What happened to the American giants ?

NE GA Pappy

Mr. Pappy
My grandpa logged the hills and hollers around White, Dawson, Pickens and Towns county. He would tell me stories about the mountains look like they were covered in snow when the chestnuts were in bloom. He logged with a team of oxen, and would spend the entire week at the lumber mill. That was back when they would transport the mill to the trees, mill it there and haul the lumber out of the woods.

I remember being a pre-teen and walking the AT across Blood Mountain and seeing all the chestnut logs laying beside the trail. They were there by the hundreds in the late 60's and early 70's.

I still know where there are a few native chestnuts in Dawson county. Most don't get much bigger than 6 or 8 inches in diameter before the blight kills them, but I do know of at least one that is 24 to 30 inches and way over 60ft tall. It blooms out every year and drops some burrs in the fall. It is on a farm place owned by a good friend of mine.
 

DannyW

Senior Member
I remember being a pre-teen and walking the AT across Blood Mountain and seeing all the chestnut logs laying beside the trail. They were there by the hundreds in the late 60's and early 70's.

I remember coming across an occasional live one when tromping across Rabun county in the 60's and 70's. And my dad always spoke of the trees, and the blight, with great reverence.

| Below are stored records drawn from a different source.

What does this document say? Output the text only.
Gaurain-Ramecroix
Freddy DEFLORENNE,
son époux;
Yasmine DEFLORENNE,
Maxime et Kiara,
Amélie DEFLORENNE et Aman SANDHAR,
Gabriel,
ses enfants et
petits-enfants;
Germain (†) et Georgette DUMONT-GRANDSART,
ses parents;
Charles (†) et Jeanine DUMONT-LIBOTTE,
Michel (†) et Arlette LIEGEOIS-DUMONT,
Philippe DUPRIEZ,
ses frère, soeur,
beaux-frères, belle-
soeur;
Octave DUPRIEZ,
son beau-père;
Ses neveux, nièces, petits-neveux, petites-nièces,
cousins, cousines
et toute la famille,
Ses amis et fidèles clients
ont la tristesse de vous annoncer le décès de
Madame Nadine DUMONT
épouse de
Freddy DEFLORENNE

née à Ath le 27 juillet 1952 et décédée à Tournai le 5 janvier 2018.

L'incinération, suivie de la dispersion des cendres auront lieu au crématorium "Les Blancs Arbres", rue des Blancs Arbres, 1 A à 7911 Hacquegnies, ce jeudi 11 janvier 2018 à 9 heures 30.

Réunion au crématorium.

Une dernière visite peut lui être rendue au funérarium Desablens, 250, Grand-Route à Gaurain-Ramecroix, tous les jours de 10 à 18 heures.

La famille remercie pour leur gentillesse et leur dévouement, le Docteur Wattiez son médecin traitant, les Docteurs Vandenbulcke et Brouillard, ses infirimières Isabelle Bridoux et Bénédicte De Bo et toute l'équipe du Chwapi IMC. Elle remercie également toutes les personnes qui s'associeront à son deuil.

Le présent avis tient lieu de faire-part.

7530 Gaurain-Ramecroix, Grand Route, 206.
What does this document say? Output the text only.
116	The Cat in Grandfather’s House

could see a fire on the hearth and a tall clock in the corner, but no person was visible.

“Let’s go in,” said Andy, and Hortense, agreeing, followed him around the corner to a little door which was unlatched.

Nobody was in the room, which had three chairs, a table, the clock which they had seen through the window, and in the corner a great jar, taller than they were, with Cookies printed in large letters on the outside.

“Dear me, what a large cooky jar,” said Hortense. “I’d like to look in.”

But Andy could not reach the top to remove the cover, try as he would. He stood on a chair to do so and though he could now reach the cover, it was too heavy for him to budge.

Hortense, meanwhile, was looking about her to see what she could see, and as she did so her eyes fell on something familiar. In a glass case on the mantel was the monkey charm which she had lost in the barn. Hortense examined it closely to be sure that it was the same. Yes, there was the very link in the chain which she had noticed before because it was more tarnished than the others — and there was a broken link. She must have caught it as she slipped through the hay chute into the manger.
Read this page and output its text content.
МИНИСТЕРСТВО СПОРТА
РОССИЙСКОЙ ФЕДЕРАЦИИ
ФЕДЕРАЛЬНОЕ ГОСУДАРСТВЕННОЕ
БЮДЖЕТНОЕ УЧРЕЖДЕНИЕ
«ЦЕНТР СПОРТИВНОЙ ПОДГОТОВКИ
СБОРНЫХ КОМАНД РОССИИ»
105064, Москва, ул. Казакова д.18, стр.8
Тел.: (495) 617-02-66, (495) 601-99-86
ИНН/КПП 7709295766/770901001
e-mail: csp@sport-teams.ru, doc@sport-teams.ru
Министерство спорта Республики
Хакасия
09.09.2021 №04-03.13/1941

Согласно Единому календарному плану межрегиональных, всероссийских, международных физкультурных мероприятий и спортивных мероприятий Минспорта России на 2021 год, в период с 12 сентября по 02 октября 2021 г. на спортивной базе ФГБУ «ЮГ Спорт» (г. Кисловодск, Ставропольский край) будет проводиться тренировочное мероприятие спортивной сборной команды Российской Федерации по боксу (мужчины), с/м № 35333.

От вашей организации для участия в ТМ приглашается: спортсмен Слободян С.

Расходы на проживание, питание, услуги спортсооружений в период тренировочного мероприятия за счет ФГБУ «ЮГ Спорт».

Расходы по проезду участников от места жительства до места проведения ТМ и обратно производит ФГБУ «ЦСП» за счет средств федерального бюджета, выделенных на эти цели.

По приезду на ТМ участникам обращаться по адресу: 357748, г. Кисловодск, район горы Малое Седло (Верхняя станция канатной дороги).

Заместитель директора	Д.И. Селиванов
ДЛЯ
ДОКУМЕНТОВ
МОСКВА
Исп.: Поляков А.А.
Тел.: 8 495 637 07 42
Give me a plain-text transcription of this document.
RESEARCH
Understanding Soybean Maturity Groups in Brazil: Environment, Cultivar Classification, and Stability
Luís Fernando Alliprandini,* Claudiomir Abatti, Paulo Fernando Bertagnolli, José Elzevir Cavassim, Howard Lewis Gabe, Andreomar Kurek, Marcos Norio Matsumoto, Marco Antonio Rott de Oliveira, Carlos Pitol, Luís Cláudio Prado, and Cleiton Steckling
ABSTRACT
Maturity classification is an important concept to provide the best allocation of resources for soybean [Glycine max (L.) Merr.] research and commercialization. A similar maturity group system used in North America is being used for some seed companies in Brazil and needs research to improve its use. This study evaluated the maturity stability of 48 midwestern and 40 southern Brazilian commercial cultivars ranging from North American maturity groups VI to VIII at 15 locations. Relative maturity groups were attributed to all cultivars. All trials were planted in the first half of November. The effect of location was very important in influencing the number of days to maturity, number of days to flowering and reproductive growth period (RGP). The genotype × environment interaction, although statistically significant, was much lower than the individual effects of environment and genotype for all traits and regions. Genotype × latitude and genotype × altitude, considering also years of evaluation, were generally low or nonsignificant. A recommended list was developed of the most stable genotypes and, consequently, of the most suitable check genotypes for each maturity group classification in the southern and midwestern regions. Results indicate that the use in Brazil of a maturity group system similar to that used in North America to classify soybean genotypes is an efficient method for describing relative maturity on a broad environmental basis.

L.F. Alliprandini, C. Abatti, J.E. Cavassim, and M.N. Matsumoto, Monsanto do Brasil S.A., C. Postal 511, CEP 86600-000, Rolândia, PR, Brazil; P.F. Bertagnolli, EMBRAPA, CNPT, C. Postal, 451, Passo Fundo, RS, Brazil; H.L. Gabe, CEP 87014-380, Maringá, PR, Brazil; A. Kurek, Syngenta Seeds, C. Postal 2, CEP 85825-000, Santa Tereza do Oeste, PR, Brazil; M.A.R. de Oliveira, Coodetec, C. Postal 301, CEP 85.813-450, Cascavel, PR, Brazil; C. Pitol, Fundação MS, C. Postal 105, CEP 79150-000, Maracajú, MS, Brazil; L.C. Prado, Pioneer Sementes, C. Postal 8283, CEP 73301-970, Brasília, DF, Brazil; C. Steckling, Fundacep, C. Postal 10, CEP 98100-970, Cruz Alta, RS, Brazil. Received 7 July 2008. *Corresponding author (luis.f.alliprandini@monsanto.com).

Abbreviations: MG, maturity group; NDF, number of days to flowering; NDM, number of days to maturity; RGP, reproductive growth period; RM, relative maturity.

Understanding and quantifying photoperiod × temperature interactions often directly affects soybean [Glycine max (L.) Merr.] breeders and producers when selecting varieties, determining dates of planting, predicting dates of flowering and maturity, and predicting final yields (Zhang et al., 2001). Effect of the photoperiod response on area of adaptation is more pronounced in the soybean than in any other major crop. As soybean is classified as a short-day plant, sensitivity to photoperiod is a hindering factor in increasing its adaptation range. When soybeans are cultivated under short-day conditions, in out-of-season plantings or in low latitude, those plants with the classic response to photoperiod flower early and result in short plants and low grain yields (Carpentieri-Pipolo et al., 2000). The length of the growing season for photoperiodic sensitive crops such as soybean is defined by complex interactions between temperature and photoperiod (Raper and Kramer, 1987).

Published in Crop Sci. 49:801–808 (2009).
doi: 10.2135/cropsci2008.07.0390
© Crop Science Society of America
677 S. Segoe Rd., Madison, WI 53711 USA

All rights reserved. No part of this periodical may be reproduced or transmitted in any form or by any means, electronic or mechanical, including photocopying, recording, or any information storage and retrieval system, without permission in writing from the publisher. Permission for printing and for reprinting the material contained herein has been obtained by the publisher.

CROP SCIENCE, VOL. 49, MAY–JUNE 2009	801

He thought so highly of the chestnut that he built a gun cabinet for my Christmas present in 1981. He used wormy chestnut and it is one of my prized possessions.
 

basstrkr

Senior Member
The paper mill in Dublin Ga started up in 1979. The Boiler House operators for this mill came from Silva, North Carolina. The paper mill there had finally shut down completely because there was more Chestnut tress to harvest or salvage.
 

Sutallee

Senior Member
My family lived in the Sutallee area of Cherokee and Bartow Counties and there were lots of American Chestnuts there in the early 1900s. My grandfather told me that the people there turned their hogs loose in the fall to fatten on the chestnuts and that they notched he hog's ears so that they could ID their animals. I know that at one time there was a earmark registry book in the Bartow County Courthouse. Reportedly, the meat from those hogs was prized for its quality.

My folks said that the chestnut wood was great for its durability and working qualities. My grandfather told me in the 1970s that he had chestnut fenceposts on his land that were still sound.

I am a retired federal bank examiner, and in the 1970s, I was assigned to a bank in Marietta. The bank CEO told me that one of the bank's offices had a living mature American Chestnut on site and that he had reported it to the UGA forestry school. The school sent agents out and collected cuttings in hopes of developing a blight resistant strain. The bank is now gone and I have never heard about any results of this effort.
 

Ruger#3

RAMBLIN ADMIN
Staff member
Appalachia is a culture region. You have the foothills and then the “Appalachian “ mountains. Both are considered Appalachia, just a different part of the region. That’s the way it’s always been explained to me.

The Appalachians stretch into Canada and down towards Alabama. If a the map shows Appalachia Mountains it shows the cultural region that runs from NY to about N. GA. Both are correct.
 

livinoutdoors

Goatherding non socialist bohemian luddite
I watched a video on a Virginia ag dept or such is really really close to having a viable tree to plant that is blight resistant.